Based upon the 1974 novel Cogan's Trade (and obviously updated for the time period), "Killing Them Softly" marks the return of writer-director Andrew Dominik five years after "The Assassination of Jesse James By the Coward Robert Ford." If you know me at all, then you know I love that film almost as much as life itself. It's a wonderful surprise then that, while his filmmaking sensibility is instantly recognizable, this is a movie that goes almost the opposite direction in many respects but completely successfully.

A full hour shorter than "Assassination," "Killing Them Softly" is a movie that flies by thanks to its crackling dialogue and lean storytelling. It's alive from its opening frame and, while it takes us to very dark places, it makes the world of organized crime relatable in a way I've never seen on film before.

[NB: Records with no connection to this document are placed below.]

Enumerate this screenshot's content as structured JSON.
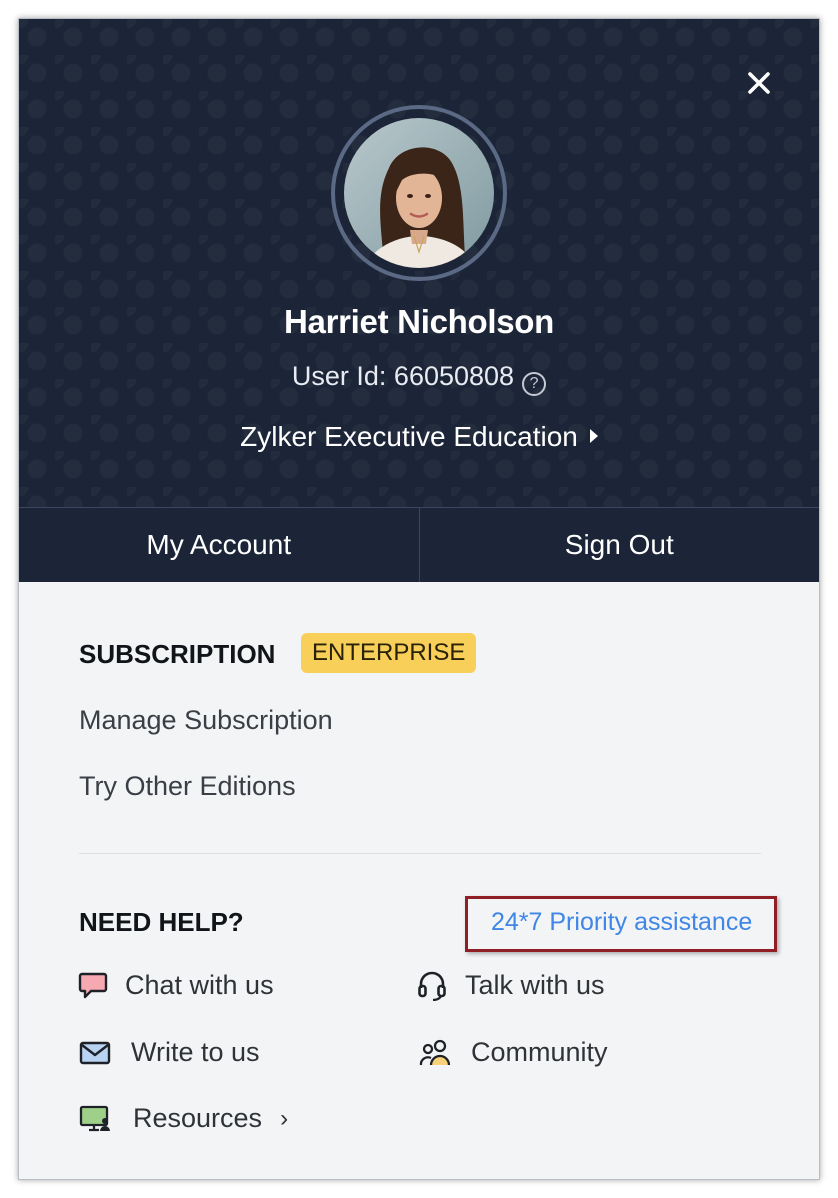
{
  "profile": {
    "name": "Harriet Nicholson",
    "user_id_label": "User Id: 66050808",
    "help_glyph": "?",
    "organization": "Zylker Executive Education"
  },
  "actions": {
    "my_account": "My Account",
    "sign_out": "Sign Out"
  },
  "subscription": {
    "title": "SUBSCRIPTION",
    "edition_badge": "ENTERPRISE",
    "manage": "Manage Subscription",
    "try_other": "Try Other Editions"
  },
  "help": {
    "title": "NEED HELP?",
    "priority": "24*7 Priority assistance",
    "chat": "Chat with us",
    "talk": "Talk with us",
    "write": "Write to us",
    "community": "Community",
    "resources": "Resources",
    "resources_chevron": "›"
  },
  "colors": {
    "header_bg": "#1c2537",
    "badge_bg": "#f8cf59",
    "link": "#3f86e6",
    "highlight_border": "#8f1f24"
  }
}
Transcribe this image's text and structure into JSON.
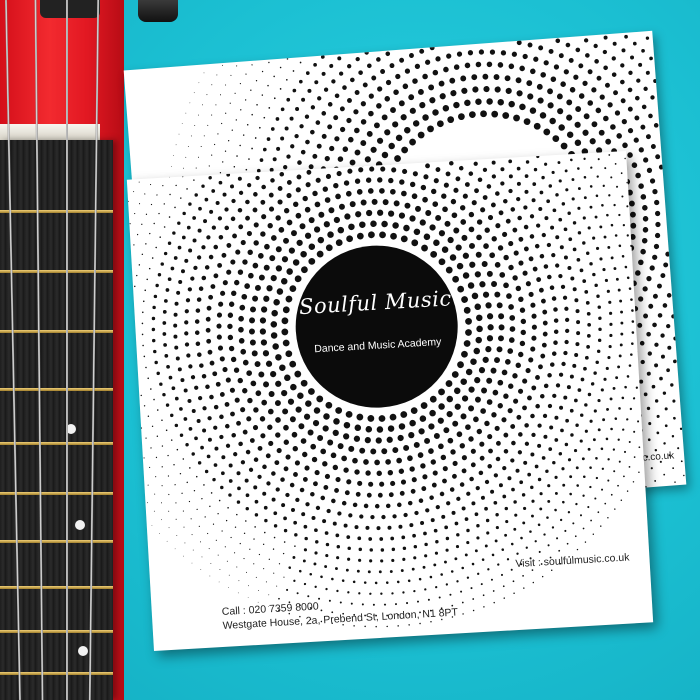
{
  "scene": {
    "background_color": "#1bbfd2",
    "guitar_color": "#e21822",
    "fretboard_color": "#1f1f1f",
    "fret_color": "#d9b25a"
  },
  "card": {
    "brand": "Soulful Music",
    "tagline": "Dance and Music Academy",
    "phone": "Call : 020 7359 8000",
    "address": "Westgate House, 2a, Prebend St, London, N1 8PT",
    "website": "Visit : soulfulmusic.co.uk",
    "back_website": "music.co.uk",
    "pattern": "halftone-dot-radial"
  }
}
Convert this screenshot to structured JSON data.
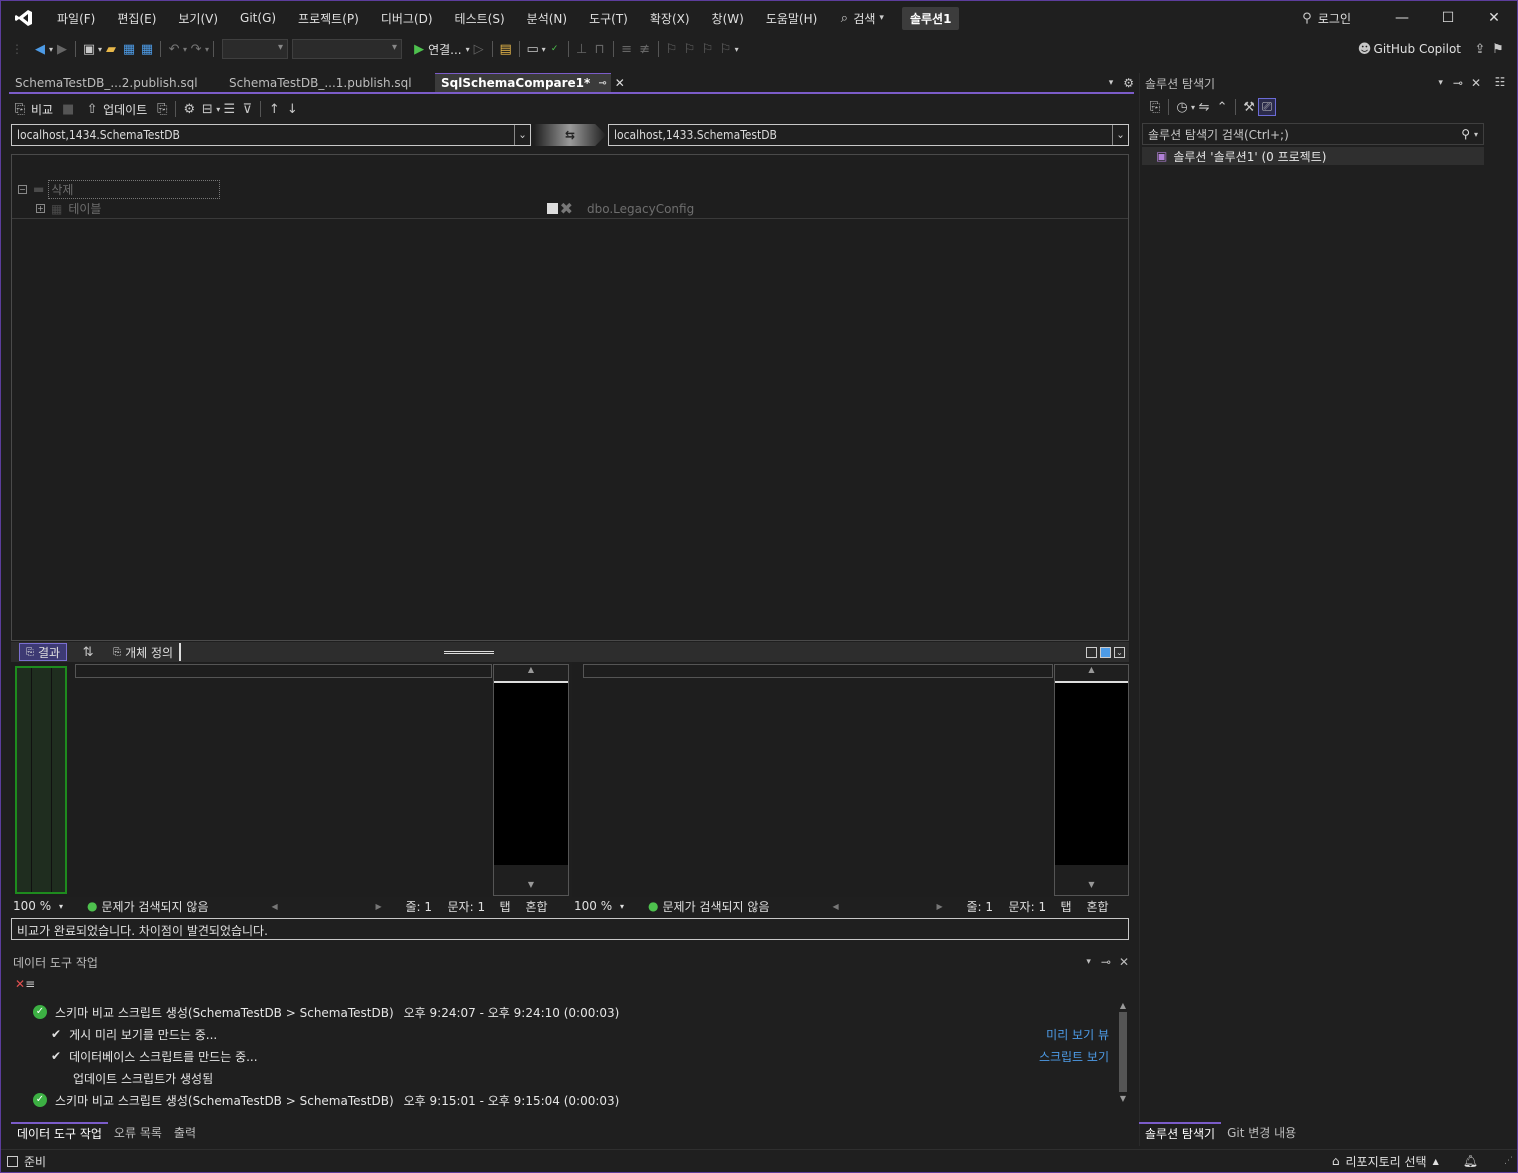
{
  "titlebar": {
    "menus": [
      "파일(F)",
      "편집(E)",
      "보기(V)",
      "Git(G)",
      "프로젝트(P)",
      "디버그(D)",
      "테스트(S)",
      "분석(N)",
      "도구(T)",
      "확장(X)",
      "창(W)",
      "도움말(H)"
    ],
    "search_label": "검색",
    "solution_name": "솔루션1",
    "login_label": "로그인"
  },
  "toolbar": {
    "connect_label": "연결...",
    "copilot_label": "GitHub Copilot"
  },
  "tabs": [
    {
      "label": "SchemaTestDB_...2.publish.sql"
    },
    {
      "label": "SchemaTestDB_...1.publish.sql"
    },
    {
      "label": "SqlSchemaCompare1*"
    }
  ],
  "compare": {
    "compare_label": "비교",
    "update_label": "업데이트",
    "source_db": "localhost,1434.SchemaTestDB",
    "target_db": "localhost,1433.SchemaTestDB",
    "tree": {
      "group_label": "삭제",
      "category_label": "테이블",
      "object_name": "dbo.LegacyConfig"
    }
  },
  "lower": {
    "tab_results": "결과",
    "tab_object_def": "개체 정의",
    "left_status": {
      "zoom": "100 %",
      "issues": "문제가 검색되지 않음",
      "line": "줄: 1",
      "char": "문자: 1",
      "tab": "탭",
      "mode": "혼합"
    },
    "right_status": {
      "zoom": "100 %",
      "issues": "문제가 검색되지 않음",
      "line": "줄: 1",
      "char": "문자: 1",
      "tab": "탭",
      "mode": "혼합"
    }
  },
  "message": "비교가 완료되었습니다. 차이점이 발견되었습니다.",
  "data_tools": {
    "title": "데이터 도구 작업",
    "tasks": [
      {
        "type": "done",
        "text": "스키마 비교 스크립트 생성(SchemaTestDB > SchemaTestDB)",
        "time": "오후 9:24:07 - 오후 9:24:10 (0:00:03)",
        "link": ""
      },
      {
        "type": "check",
        "text": "게시 미리 보기를 만드는 중...",
        "time": "",
        "link": "미리 보기 뷰"
      },
      {
        "type": "check",
        "text": "데이터베이스 스크립트를 만드는 중...",
        "time": "",
        "link": "스크립트 보기"
      },
      {
        "type": "plain",
        "text": "업데이트 스크립트가 생성됨",
        "time": "",
        "link": ""
      },
      {
        "type": "done",
        "text": "스키마 비교 스크립트 생성(SchemaTestDB > SchemaTestDB)",
        "time": "오후 9:15:01 - 오후 9:15:04 (0:00:03)",
        "link": ""
      }
    ],
    "bottom_tabs": [
      "데이터 도구 작업",
      "오류 목록",
      "출력"
    ]
  },
  "solution_explorer": {
    "title": "솔루션 탐색기",
    "search_placeholder": "솔루션 탐색기 검색(Ctrl+;)",
    "item": "솔루션 '솔루션1' (0 프로젝트)",
    "bottom_tabs": [
      "솔루션 탐색기",
      "Git 변경 내용"
    ]
  },
  "statusbar": {
    "ready": "준비",
    "repo": "리포지토리 선택"
  }
}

Dominik presents the Mafia as an organization like any other business. There's a corporate structure and all of the annoyances that come with working for someone you perceive as far less intelligent than you.

After one of the coolest character introductions you'll ever see, you find Cogan to be strangely sympathetic. He pushes to execute someone rather than tow the company line by beating a man senseless before killing him. We share his frustration as he deals with Mafia middleman Driver (Richard Jenkins) and the utterly useless "New York" Mickey (James Gandolfini), for whom he must pick up the slack. Quite simply, Jackie Cogan is the Everyhitman. Pitt is positively stellar in the role.

As with "Assassination," Dominik surrounds Pitt with a pitch perfect cast. The scenes between Pitt and Jenkins are darkly funny and highlight the nature of working for the mob as being a job with headaches like any other. Liotta is terrific as Trattman, a character who is a far cry from Henry Hill and a guy that you can't help but feel sympathy for. Mendelsohn's Russell is one of the bigger low lifes in recent movie memory. The character's uselessness and stupidity is astonishing and Mendelsohn brings it all to life. McNairy meanwhile quietly delivers another excellent performance as the scared Frankie. You still may not know his name but he's an actor who's been popping up more and more over the past few years and one I'm really rooting for. He more than holds his own in his scenes with Pitt.

"The Assassination of Jesse James By the Coward Robert Ford" was a beautifully shot character study with a majestic musical score. The film had a poetic quality. It took its time. "Killing Them Softly" is an electric, brutal crime film with the sounds of fists and guns serving as its score. In the world of this movie, theft and murder are just a part of a day at the office and everybody wants to get paid, but some deserve it more than others.

While this movie is anything but a comedy or a "delightful romp," I still couldn't wipe the smile off my face as I watched Andrew Dominik's triumphant return unfold. This is really special filmmaking. I can't emphasize enough how much you need to see this movie. 10/10.